On our way home, we stopped first at the Hudson Valley Mall to get a case for Gretchen's new phone. There are actually two mobile kiosks in the mall that sell those sorts of things, but neither had the kind needed for a Droid Ultra in stock. The two young women working at the smaller of the kiosks were excited to see it, as if it were some sort of rare species of bird. They immediately took a photograph of it to send to headquarters to alert them to its existence. And at the larger of the two kiosks (actually a small Best Buy store that is totally separate from the main Best Buy store), the phone almost slid out of the salesman's hand while he was examining it. It's a slippery little slab.
Our last stop on the way home was at Petsmart, where we looked at pet doors on Deborah's behalf. They all seemed expensive and significantly flimsier than our pet door (which has lasted ten years, though I've had to glue it back together at least three times).

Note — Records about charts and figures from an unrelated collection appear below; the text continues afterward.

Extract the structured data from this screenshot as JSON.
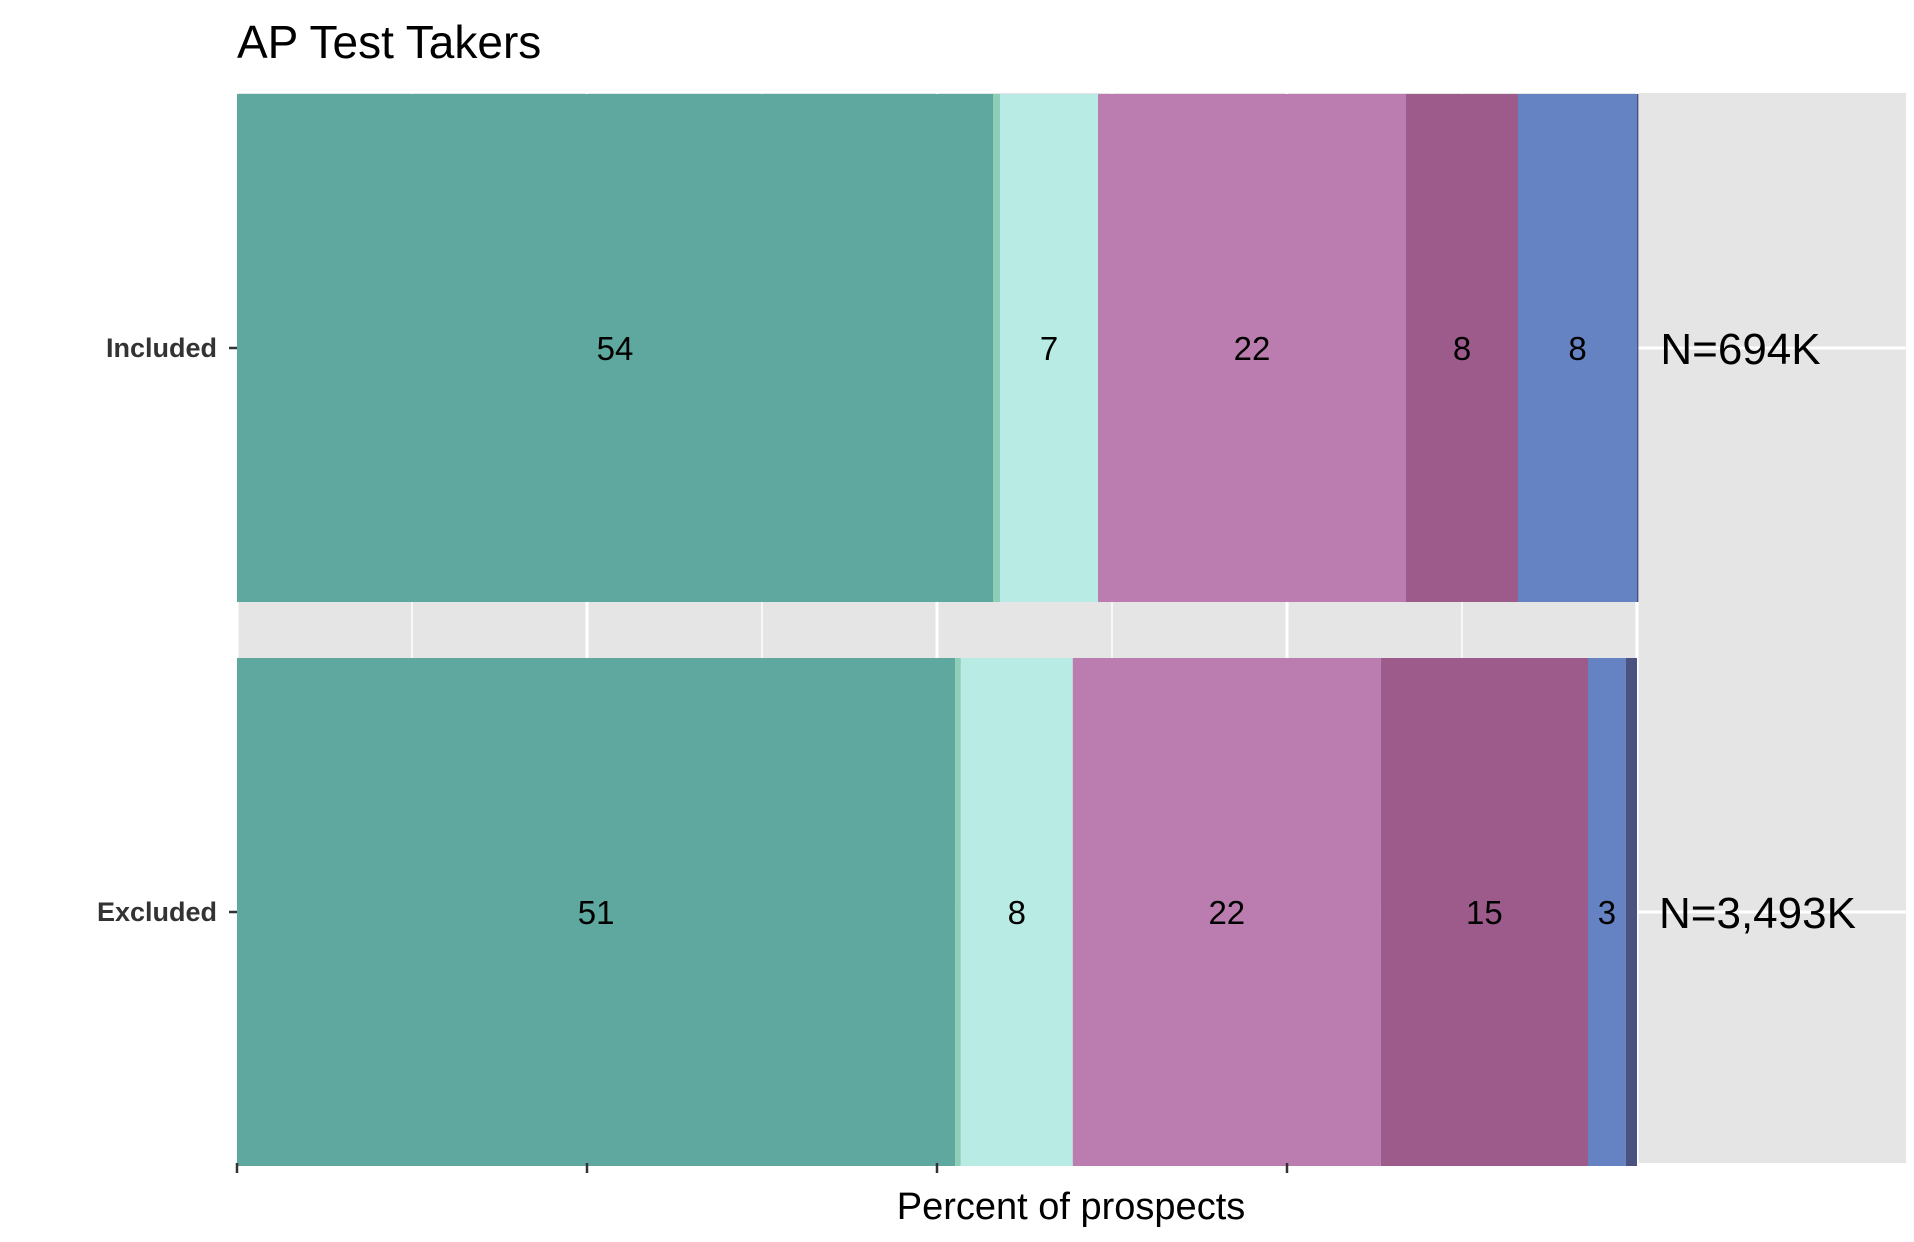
{
  "chart_data": {
    "type": "bar",
    "orientation": "horizontal",
    "stacked": true,
    "title": "AP Test Takers",
    "xlabel": "Percent of prospects",
    "ylabel": "",
    "xlim": [
      0,
      100
    ],
    "grid": true,
    "legend": "none",
    "categories": [
      "Included",
      "Excluded"
    ],
    "segment_colors": [
      "#5ea89f",
      "#8ccfb6",
      "#b8ebe3",
      "#bb7daf",
      "#9d5b8c",
      "#6582c2",
      "#4a5280"
    ],
    "rows": [
      {
        "category": "Included",
        "n_label": "N=694K",
        "segments": [
          {
            "value": 54,
            "label": "54"
          },
          {
            "value": 0.5,
            "label": ""
          },
          {
            "value": 7,
            "label": "7"
          },
          {
            "value": 22,
            "label": "22"
          },
          {
            "value": 8,
            "label": "8"
          },
          {
            "value": 8.5,
            "label": "8"
          },
          {
            "value": 0.1,
            "label": ""
          }
        ]
      },
      {
        "category": "Excluded",
        "n_label": "N=3,493K",
        "segments": [
          {
            "value": 51.3,
            "label": "51"
          },
          {
            "value": 0.4,
            "label": ""
          },
          {
            "value": 8,
            "label": "8"
          },
          {
            "value": 22,
            "label": "22"
          },
          {
            "value": 14.8,
            "label": "15"
          },
          {
            "value": 2.7,
            "label": "3"
          },
          {
            "value": 0.8,
            "label": ""
          }
        ]
      }
    ]
  }
}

Back at the house, I went down to the greenhouse and measured how long an under-joist girder (running north to south) would have to be to support the west end of the deck that forms the flooring in the eastern half of the first floor. With that figure (83 inches), I cut the freshly-purchased four-by-six to size using the electric chainsaw (it makes quick work of less precise wood cutting jobs) and then slathered the girder with asphalt on all but one of its sides. Since it will be low enough to be soaking in water some of the time, I wanted to keep the toxic chemicals from being leached out of it. But I also want it to be able to dry out when it gets wet, and so I'm leaving its topmost surface asphalt-free.
Once that was done, I figured out how to temporarily support the deck while I removed most of the remaining rock in the place where the girder will run.